His Skull Grinned Eternally Anyway
Axel was pretty sure he was a prodigy. At least when it came to color-smacking anyway. Other things like logic and thinking and putting things together in coherence were more Roxas' field, and he was mad good at them. So…Roxas could be a genius too. But art was easier to look at, to take in in an instant. The few times Roxas had let Axel read his stuff it took him a half hour to get through it. The stuff was good, there was no doubt of that, and Axel was motivated to get to the end and think about it after, a while after, but it took time and that just wasn't his thing. So when his teachers would marvel at his drawings and paintings and say he had a lot of talent but it all seemed so rushed and fast, he'd tell them to fuck off and that if they had any real talent they wouldn't be teaching in a public school with a budget a third of what would be horrifying. So…Axel was pretty sure he was a dick, too, but he had the sense to keep those comments to himself and nod politely when they burst in his mind like popcorn.

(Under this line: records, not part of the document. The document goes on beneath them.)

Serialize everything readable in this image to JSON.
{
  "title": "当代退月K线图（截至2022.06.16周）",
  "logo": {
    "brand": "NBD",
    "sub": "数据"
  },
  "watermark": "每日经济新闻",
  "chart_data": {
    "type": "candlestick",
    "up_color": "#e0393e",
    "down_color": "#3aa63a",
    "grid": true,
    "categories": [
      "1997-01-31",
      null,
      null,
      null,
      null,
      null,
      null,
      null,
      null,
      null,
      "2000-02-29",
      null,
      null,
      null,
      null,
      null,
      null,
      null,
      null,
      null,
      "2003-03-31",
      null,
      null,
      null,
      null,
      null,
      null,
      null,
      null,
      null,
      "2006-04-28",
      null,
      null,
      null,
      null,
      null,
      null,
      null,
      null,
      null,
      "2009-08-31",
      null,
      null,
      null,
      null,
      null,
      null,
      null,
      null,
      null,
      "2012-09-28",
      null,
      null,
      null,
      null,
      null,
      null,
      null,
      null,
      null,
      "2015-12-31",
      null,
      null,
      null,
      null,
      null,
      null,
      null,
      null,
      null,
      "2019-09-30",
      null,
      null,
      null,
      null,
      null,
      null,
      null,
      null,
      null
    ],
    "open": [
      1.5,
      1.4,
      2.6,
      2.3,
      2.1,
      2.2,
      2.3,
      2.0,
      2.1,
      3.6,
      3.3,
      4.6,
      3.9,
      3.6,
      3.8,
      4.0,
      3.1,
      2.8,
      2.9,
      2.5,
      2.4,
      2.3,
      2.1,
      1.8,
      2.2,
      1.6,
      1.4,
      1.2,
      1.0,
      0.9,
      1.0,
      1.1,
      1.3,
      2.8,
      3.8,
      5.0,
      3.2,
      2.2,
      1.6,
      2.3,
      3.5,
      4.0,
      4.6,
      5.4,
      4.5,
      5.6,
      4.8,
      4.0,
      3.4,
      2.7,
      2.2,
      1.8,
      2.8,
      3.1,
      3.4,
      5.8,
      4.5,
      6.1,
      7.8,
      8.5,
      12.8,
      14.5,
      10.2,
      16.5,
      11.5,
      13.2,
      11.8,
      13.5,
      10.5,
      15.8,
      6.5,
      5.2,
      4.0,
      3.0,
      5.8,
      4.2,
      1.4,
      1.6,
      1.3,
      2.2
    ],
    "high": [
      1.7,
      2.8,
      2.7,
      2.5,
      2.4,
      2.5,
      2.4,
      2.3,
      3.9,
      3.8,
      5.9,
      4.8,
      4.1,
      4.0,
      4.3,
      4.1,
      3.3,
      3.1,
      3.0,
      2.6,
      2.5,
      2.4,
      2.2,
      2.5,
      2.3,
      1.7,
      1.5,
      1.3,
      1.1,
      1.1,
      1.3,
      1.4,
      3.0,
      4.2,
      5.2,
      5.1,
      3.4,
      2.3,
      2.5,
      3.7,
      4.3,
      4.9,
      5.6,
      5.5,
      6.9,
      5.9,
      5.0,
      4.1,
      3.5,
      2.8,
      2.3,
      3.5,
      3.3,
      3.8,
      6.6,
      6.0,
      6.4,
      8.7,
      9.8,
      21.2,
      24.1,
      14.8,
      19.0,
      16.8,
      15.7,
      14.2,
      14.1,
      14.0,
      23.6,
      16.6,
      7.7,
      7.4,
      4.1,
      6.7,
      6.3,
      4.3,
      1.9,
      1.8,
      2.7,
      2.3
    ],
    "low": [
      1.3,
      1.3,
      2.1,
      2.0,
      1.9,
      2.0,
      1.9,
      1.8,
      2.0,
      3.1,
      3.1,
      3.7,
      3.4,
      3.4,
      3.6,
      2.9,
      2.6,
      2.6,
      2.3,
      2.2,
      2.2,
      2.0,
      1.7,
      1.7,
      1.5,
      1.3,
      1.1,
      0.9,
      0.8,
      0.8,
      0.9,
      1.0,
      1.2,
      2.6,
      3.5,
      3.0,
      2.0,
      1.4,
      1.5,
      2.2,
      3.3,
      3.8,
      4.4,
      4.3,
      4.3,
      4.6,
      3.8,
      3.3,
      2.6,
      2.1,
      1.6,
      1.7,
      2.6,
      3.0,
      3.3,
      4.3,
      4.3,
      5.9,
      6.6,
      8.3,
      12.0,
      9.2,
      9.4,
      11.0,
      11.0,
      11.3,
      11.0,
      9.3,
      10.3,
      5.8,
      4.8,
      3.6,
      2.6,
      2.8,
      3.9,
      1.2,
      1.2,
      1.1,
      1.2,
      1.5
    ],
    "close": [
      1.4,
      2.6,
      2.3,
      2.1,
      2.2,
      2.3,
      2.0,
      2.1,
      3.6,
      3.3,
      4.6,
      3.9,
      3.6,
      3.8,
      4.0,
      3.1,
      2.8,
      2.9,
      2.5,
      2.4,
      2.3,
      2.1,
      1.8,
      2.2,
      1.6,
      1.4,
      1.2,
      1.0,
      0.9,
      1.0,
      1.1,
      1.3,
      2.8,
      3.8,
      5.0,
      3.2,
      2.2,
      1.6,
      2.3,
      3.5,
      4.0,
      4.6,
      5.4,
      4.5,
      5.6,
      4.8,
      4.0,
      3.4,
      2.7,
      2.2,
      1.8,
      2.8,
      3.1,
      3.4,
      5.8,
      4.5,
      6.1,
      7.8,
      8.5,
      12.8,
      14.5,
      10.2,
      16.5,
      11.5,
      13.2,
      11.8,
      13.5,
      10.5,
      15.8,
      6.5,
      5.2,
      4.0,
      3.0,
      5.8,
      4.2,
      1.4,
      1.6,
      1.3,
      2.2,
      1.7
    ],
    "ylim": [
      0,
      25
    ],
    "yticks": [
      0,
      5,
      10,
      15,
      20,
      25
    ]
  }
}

But out west in the last land of opportunity in the Land of Opportunity, he somehow found it worse when the mouths of people he could have respected dropped a little and their artsy little minds tried to wrap around what he'd put out for them and all the little girls and boys he should have been learning from turned out to be mindless and dumb, raving about his "energy", his "energy", what the fuck? He'd dumped a month to tour his major prospects and prune his premier picks for college and it turned out that he'd been better off smacking paint at wall while some faux hippie told him to slow down and think about things differently. They were worthless and beneath him and the crushing disappointment was enough to cover up his Roxas-pining for half a day. So…Axel was desperate for a mentor.
Axel was sure that if Roxas cared enough about his deep inner feelings he'd wax poetic on how Axel was both bored with being the best and yet terrified of losing the admiration of his unders; that his drive to improve was hampered by a lack of competition, yet spurned on by a mindless and all-consuming fear of being dismissed.
So…when Axel got back to Massachusetts, burned and upset, he found Roxas more or less the same, too thin and too pale and loitering around the edges of some kind of breakdown. And way up there in the cemetery on top of Mount Prospect, next to the not-worth-much gravestone of some nobody named Goodwin, Axel spoke to Roxas' deeps and Roxas spoke to his and the whole world seemed to matter just a little less and the fact that they were special and odd and better than the rest turned into a nice comfort, a blanket they could share there, underneath a cloudy sky.
And mocking, Axel splashed some blue up there and Roxas wrote a poem so that Goodwin could, in a rotting smile, have something to laugh about. And then they went on okay. Back home for a while and then way up north in one mother's car, to New Hampshire and the mountains where they could be alone together and laugh at the echoes their voices made along a narrow open road.